Jauh sebelum itu terjadi, Fidel Castro hanyalah anak seorang petani biasa. Oleh orang tuanya, ia disekolahkan di sekolah Katolik di Santiago. Berdarah Spanyol, Castro muda rupanya tak terlalu suka belajar dan lebih tertarik mengasah kemampuan otaknya untuk menganalisis dan keterampilan retorika sebagai aktivis politik.

Di pertengahan 1940an, saat sedang menjadi mahasiswa hukum di Universitas Havana, Castro sudah dikenal sebagai aktivis yang menonjol. Sampai-sampai ia menjadi target aparat rezim pemerintahan Ramon Grau yang terkenal korup.

Pada 1948, ia menikahi Mirta Diaz-Balart, putri politisi kaya raya di Kuba. Alih-alih menjerumuskan dirinya menjadi salah satu elit partai, Fidel malah mendalami Marxisme. Ia pun memulai sesuatu yang dari sanalah ia tak akan pernah balik badan: menjadi seorang komunis.

Kendati sudah menjadi seorang komunis, dan ia percaya bahwa masalah ekonomi Kuba disebabkan wabah sampar kapitalisme, namun Castro tak langsung terjun ke kancah pergerakan revolusioner. Setelah lulus, kendati masih bergiat dalam gerakan-gerakan politik, Castro sempat mencoba berkarier menjadi praktisi hukum. Alih-alih sukses, Fidel malah terlilit utang.

Pada 1952, kudeta militer yang dipimpin Fulgencio Batista berhasil melengserkan Presiden Carlos Prio. Perubahan ternyata tak terjadi di tangan Batista. Korupsi merajalela. Kekayaan negara dihisap untuk memperkaya segelintir elit. Oleh Batista, Kuba diubah menjadi surga bagi playboy-playboy kaya, dan sebagian besar dijalankan oleh sindikat kejahatan terorganisir.

Pada 1953, ia merencanakan penyerangan terhadap barak militer Moncada, tak jauh dari Santiago, dengan tujuan menjarah senjata sebagai modal pergerakan gerilya. Sayang, serangan itu gagal. Banyak angkatan muda revolusioner yang terlibat dihukum mati. Castro salah satu yang ditangkap, ia dipenjara pada September 1953.

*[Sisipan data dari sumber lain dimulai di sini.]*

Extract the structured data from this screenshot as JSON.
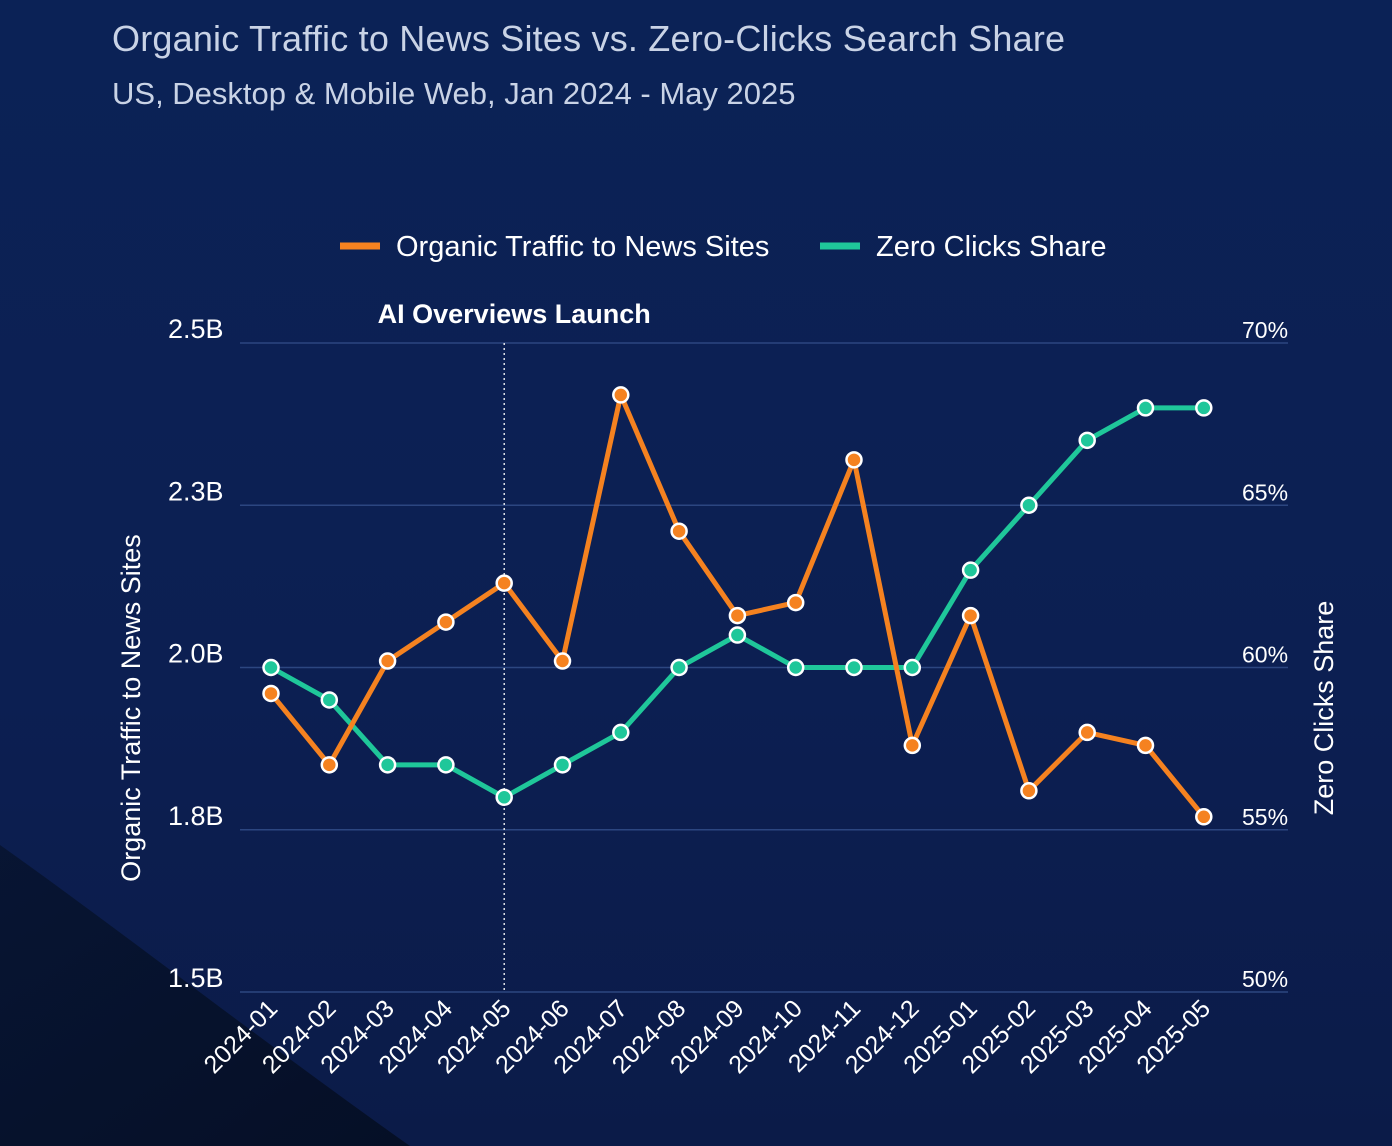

Tapi Castro adalah pejuang yang cerdas dan penuh perhitungan. Persidangan yang mengadilinya justru dijadikan senjata untuk mengungkap kekejian-kekejian junta militer, dan segala kebobrokan pengelolaan pemerintahan yang korup di tangan Batista. Pembelaan diri Castro di depan persidangan inilah yang memopulerkan namanya. Publik mulai memperhatikan Fidel. Wartawan asing yang juga hadir dalam persidangan banyak yang memberitakan pesona Castro saat membela diri.

Ia memang didakwa hukuman 15 tahun penjara. Namun, 19 bulan kemudian ia sudah bebas karena mendapat amnesti pada Mei 1955. Tapi bukan berarti hidupnya tenang. Selama di penjara, ia bercerai dengan sang istri, sementara Batista terus memburu para penentangnya.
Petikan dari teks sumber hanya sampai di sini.